United Nations General Assembly: Jacinda Ardern, Emmanuel Macron pile pressure on social media companies

More than 100 world leaders have met for the first time since the pandemic at the United Nations general assembly.

The head of the organisation is warning the world is in big trouble and Prime Minister Jacinda Ardern doesn't disagree but she used the day to pile the pressure on social media companies hiding their secret algorithms.

The United Nations gang was back together again on Wednesday for the General Assembly. Amongst all the power was New Zealand. 

"It is good for everyone to be back, you sense everyone's joy being face to face again," said Ardern. 

That included face time with Ukraine's Prime Minister, a warm hug with Iceland and Samoa and the EU, and a kiss on the hand from Poland.

"We have weighty issues that all of us are dealing with and coming together to grapple," Ardern said. 

What a journey to come together. The Prime Minister hitched a ride across the pond from the Queen's funeral on Canadian Prime Minister Justin Trudeau's plane.

"I sent a quick text message - simple as that."

Though the General Assembly is anything but simple. Streets are locked down and media masses are assembled in the stinking heat as world leaders, like new British Prime Minister Liz Truss, just stroll by into meetings

But the excitement by leaders to meet has been tempered by the mood of the UN Secretary-General who gave one of his bluntest speeches yet, saying "our world is in big trouble".

Ardern said the world is at a "significant crossroads". 

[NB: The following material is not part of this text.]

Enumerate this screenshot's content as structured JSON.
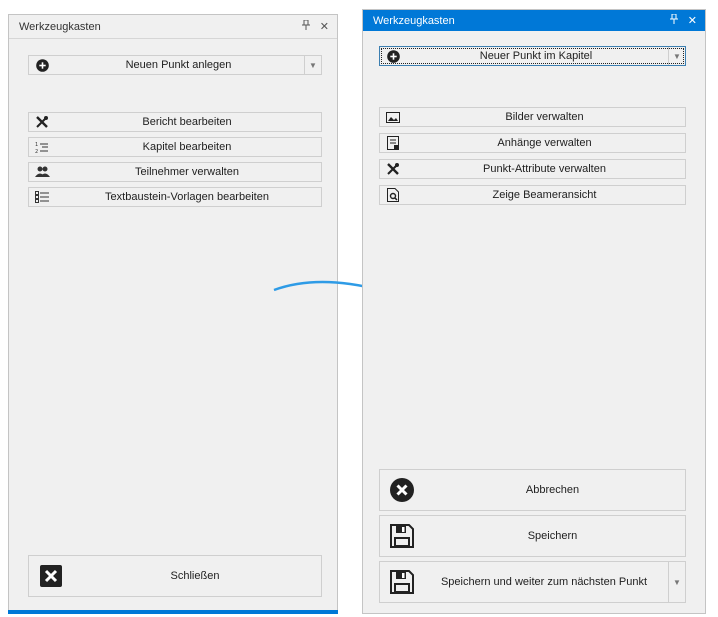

"We've had persistent challenges like climate change but we've overlaid on top of that the challenge of managing a pandemic and then a war in Europe."

With crisis after crisis stacking up, there's a battle for global attention and Ardern wants it on her pet project, the Christchurch Call - to fight online extremism.

After a summit with French President Emmanuel Macron, the pair launched an initiative with Microsoft and Twitter to research social media's secret algorithms.

"I think it's very hard for governments to say they are going to step in and regulate something that is so poorly understood, Ardern said. 

"Regulation will be much more painful than this cooperation because it will be less smart, I would say," said Macron.

But the biggest players - Facebook and TikTok - aren't taking part.

"All these players are more and more aware the current system is no more sustainable because the pressure will increase constantly," said Macron.

The French President told Newshub he's told social media companies to start moderating. 

"So they have to work on it, these two things," he said, before giving Newshub a wink. 

A wink for us and a thumbs up and handshake for the Prime Minister. That's one way to wrap up the first day of leaders' week.